MRtrix3 / mrtrix3

MRtrix3 provides a set of tools to perform various advanced diffusion MRI analyses, including constrained spherical deconvolution (CSD), probabilistic tractography, track-density imaging, and apparent fibre density
http://www.mrtrix.org
Mozilla Public License 2.0
291 stars 179 forks source link

Reduce generalization of `.type_various()` #2580

Open Lestropie opened 1 year ago

Lestropie commented 1 year ago

There are now a number of commands where the user's input for a particular argument could be interpreted by the command in multiple ways; eg. a transform could be a text file with an affine transformation or a warp image, or a set of directions on the unit hemisphere could come from a text file or an image header. To support these cases, we're added the ".type_various()" classification, such that any special handling within the command-line parsing is effectively bypassed. This will also appear in some cases where the command-line interface is exported to text.

What would be a more targeted solution is to allow each argument to receive multiple classifications. So eg. in the examples above, the argument would be classified as being compatible with either an input file or an input image, but not anything else. Any command-line interpretation cleverness would then be compatible with the user providing either of those cases. And exported command-line interface information would more faithfully communicate what is and is not permitted for that argument.

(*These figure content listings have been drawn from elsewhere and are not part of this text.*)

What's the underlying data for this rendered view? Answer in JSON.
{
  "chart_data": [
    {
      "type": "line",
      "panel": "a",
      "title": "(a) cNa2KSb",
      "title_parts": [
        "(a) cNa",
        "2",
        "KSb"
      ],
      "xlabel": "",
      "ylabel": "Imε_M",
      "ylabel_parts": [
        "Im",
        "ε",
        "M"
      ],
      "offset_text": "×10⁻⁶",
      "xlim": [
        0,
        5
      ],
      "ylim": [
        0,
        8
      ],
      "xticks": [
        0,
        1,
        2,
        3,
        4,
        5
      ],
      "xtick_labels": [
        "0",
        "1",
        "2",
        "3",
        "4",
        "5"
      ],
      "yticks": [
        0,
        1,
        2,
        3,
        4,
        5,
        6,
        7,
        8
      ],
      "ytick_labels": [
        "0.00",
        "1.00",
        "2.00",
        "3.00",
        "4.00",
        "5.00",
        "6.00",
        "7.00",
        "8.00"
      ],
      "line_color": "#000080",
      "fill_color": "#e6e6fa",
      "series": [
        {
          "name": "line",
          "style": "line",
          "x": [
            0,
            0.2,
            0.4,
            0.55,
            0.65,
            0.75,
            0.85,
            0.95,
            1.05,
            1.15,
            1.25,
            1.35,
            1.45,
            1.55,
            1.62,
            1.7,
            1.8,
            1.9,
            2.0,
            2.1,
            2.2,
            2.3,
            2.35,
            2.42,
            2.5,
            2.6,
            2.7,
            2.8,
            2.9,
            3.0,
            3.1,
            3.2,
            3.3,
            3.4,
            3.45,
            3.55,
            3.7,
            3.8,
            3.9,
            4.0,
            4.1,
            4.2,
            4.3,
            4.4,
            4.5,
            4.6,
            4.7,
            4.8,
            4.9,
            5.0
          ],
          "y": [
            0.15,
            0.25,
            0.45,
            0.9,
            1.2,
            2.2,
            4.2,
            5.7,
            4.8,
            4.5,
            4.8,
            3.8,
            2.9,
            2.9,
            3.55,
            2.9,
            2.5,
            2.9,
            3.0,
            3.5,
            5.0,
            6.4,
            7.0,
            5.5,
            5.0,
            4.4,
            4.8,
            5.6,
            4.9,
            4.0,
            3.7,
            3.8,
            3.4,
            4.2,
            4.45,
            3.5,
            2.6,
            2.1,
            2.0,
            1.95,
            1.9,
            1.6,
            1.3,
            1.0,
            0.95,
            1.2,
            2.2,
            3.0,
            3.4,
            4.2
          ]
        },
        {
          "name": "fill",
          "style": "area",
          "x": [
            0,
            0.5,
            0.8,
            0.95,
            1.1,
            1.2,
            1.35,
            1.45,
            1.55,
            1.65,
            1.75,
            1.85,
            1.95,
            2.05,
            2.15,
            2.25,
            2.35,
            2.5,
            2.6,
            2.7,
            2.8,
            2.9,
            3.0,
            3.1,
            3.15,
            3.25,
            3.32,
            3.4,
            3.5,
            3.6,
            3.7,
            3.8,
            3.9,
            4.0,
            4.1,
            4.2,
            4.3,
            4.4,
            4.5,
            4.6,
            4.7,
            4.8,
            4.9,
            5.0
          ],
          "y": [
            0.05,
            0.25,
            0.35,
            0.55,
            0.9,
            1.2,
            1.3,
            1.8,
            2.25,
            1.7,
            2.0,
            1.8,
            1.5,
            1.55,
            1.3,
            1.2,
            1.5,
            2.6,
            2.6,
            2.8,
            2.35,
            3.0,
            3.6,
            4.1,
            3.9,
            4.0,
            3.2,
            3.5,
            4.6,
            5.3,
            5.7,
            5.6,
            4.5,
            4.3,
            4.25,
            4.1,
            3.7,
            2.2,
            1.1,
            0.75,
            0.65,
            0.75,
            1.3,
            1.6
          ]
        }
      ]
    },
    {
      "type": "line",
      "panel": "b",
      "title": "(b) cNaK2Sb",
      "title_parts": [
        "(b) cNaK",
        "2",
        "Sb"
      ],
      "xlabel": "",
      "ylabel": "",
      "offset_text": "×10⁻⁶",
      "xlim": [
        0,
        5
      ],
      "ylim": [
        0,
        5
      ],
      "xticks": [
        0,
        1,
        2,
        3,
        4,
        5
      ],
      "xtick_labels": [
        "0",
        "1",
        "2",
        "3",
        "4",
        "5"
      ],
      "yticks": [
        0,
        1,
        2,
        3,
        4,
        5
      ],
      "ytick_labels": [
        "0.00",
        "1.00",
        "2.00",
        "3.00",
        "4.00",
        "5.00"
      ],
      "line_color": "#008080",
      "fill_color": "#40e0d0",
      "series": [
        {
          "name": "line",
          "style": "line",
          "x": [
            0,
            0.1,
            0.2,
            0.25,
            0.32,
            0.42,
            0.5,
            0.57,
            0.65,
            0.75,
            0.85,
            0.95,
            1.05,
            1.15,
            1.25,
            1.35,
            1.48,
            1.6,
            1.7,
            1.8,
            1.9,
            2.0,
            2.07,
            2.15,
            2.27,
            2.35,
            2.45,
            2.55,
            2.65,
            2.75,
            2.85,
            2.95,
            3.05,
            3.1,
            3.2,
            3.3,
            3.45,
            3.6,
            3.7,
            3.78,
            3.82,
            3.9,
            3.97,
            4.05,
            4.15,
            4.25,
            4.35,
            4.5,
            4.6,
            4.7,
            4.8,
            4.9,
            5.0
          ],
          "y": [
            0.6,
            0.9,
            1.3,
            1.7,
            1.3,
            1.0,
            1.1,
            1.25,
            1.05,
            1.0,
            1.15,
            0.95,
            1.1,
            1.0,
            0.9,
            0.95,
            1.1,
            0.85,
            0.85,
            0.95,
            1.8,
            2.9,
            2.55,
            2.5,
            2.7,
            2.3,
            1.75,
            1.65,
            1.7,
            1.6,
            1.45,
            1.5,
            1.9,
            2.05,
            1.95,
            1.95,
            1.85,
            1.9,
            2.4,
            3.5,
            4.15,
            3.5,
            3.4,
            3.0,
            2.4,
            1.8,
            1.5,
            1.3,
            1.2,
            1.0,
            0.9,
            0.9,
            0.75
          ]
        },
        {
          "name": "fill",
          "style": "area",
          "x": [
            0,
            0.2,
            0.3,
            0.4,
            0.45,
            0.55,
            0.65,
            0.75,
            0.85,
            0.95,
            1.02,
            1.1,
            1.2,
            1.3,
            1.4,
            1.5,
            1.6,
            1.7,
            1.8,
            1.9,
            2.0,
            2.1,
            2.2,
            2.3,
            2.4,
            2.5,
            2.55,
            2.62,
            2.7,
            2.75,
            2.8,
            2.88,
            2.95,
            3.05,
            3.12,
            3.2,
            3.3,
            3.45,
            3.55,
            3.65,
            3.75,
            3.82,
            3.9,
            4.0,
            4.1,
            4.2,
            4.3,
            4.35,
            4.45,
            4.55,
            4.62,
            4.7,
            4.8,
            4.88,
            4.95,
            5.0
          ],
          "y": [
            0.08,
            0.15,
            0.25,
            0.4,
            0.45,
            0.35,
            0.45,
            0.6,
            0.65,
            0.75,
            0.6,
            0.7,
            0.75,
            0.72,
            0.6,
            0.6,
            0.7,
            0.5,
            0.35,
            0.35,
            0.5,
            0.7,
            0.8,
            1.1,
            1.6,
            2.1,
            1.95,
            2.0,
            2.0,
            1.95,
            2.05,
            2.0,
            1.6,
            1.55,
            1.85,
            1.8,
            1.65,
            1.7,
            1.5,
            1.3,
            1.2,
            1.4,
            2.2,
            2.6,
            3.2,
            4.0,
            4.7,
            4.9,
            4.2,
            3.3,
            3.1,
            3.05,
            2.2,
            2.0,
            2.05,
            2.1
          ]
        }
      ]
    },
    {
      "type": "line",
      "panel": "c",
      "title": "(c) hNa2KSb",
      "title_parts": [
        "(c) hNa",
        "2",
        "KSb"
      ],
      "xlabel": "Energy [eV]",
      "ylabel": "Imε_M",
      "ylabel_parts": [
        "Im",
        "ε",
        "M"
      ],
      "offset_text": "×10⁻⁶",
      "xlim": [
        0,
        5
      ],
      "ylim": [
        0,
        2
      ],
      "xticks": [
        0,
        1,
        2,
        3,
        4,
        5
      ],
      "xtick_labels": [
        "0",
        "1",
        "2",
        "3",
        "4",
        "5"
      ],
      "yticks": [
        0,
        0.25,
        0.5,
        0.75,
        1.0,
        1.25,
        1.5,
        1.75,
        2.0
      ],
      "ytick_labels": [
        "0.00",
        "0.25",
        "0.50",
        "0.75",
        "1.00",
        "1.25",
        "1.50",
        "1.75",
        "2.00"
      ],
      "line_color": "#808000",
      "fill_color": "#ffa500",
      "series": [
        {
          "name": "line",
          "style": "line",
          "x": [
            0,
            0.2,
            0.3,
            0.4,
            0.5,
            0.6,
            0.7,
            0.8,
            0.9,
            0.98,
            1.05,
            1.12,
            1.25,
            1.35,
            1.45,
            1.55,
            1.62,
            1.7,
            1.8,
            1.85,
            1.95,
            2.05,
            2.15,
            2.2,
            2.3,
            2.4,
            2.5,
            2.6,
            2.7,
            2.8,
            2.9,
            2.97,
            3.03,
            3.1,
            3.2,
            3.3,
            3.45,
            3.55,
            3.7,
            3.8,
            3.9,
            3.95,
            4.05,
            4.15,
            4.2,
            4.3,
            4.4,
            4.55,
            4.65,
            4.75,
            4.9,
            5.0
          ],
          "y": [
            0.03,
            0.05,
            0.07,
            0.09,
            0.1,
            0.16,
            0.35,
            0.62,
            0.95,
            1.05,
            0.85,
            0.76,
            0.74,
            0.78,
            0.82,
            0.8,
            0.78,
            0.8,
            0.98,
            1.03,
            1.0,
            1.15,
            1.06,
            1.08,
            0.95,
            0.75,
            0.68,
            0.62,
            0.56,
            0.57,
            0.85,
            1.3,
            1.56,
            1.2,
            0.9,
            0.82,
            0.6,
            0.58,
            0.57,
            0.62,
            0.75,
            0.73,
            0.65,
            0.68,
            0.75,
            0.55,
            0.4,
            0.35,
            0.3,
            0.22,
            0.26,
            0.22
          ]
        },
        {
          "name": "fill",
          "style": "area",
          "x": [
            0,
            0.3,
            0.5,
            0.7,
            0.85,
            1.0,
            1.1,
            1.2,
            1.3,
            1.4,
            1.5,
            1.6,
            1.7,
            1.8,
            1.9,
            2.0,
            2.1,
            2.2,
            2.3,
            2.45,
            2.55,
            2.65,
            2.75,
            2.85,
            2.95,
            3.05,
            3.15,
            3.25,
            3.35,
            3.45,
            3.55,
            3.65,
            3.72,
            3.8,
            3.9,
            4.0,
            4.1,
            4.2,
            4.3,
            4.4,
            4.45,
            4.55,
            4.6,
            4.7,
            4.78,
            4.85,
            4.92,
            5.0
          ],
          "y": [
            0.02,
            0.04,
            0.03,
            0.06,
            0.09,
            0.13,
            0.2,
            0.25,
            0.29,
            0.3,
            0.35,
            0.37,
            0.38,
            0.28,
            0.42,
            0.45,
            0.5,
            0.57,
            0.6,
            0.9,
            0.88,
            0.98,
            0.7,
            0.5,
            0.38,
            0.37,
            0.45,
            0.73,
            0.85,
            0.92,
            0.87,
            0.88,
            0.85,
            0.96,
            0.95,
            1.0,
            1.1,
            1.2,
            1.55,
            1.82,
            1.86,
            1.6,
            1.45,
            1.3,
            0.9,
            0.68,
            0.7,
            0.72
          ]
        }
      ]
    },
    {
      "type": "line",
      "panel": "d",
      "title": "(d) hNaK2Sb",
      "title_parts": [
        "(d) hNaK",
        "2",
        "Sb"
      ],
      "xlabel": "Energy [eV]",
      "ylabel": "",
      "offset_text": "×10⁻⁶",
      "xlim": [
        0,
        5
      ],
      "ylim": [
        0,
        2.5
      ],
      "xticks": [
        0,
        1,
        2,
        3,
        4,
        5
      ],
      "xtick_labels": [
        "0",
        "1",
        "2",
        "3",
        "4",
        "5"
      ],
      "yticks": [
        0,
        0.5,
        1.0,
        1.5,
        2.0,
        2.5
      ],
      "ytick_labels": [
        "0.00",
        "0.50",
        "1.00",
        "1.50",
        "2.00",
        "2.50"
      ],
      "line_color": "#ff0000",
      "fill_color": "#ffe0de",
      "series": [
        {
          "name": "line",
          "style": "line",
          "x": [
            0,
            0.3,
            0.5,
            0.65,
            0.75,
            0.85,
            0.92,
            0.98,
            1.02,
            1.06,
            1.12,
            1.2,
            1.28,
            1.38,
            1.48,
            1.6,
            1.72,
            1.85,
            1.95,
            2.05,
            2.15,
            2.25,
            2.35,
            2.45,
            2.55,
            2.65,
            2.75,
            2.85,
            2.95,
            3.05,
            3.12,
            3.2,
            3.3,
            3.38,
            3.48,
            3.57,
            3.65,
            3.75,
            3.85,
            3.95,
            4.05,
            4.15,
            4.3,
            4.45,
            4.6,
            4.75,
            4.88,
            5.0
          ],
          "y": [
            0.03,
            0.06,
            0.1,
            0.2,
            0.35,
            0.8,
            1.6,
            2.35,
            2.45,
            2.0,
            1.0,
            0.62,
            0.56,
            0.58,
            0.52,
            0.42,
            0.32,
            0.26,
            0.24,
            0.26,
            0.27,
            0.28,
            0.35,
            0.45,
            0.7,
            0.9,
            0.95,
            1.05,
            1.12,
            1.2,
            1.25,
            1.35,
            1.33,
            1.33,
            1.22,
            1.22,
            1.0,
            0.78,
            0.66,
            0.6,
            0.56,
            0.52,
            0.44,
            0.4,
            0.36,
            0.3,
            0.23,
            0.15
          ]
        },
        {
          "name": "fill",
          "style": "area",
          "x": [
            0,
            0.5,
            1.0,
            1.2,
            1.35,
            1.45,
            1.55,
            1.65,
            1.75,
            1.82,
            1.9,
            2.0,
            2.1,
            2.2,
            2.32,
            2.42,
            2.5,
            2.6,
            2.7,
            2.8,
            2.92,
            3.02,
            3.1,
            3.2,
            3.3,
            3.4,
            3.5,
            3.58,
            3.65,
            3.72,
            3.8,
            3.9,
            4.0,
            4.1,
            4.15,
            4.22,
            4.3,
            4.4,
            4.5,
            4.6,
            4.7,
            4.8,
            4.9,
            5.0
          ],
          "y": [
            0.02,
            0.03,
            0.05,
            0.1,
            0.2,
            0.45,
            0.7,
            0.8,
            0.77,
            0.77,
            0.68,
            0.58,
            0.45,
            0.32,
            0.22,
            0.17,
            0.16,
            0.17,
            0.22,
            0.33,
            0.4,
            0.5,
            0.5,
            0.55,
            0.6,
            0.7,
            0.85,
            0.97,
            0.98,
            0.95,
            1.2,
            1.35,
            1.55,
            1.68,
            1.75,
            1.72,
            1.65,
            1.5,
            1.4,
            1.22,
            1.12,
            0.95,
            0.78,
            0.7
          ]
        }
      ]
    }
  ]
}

Not sure how much benefit could actually be gained from such---probably not much---but I wanted to document it in case it may be recognised as the solution to some issue.

Lestropie commented 6 months ago

Another aspect that is probably closely enough related to this to warrant grouping them together rather than listing a separate Issue:

Currently, .type_choice() is treated as a distinct entry in the list of possible types, with the elements to choose from being a list of strings. This assumes that the only situation in which one might want to restrict the user to selecting one from a distinct set of possibilities is if that set of possibilities are of text form. Hypothetically, the presence or absence of a finite set of permissible inputs is not limited to arguments of text form. Instead, these current usages could be considered as both being of text form and having a finite set of permissible values. In conceiving of the operation in this way, arguments of type other than text could also have a finite set of permissible values, where the elements of that set have the same type as the argument. So eg. some integer input may not just be restricted to minimum and maximum values, but be forced to be one from some set of permissible integer values; but the type of that argument should still be integer, whereas currently achieving this using .type_choice() kind of forces them to be of text type, with subsequent explicit conversion to integer after command-line parsing.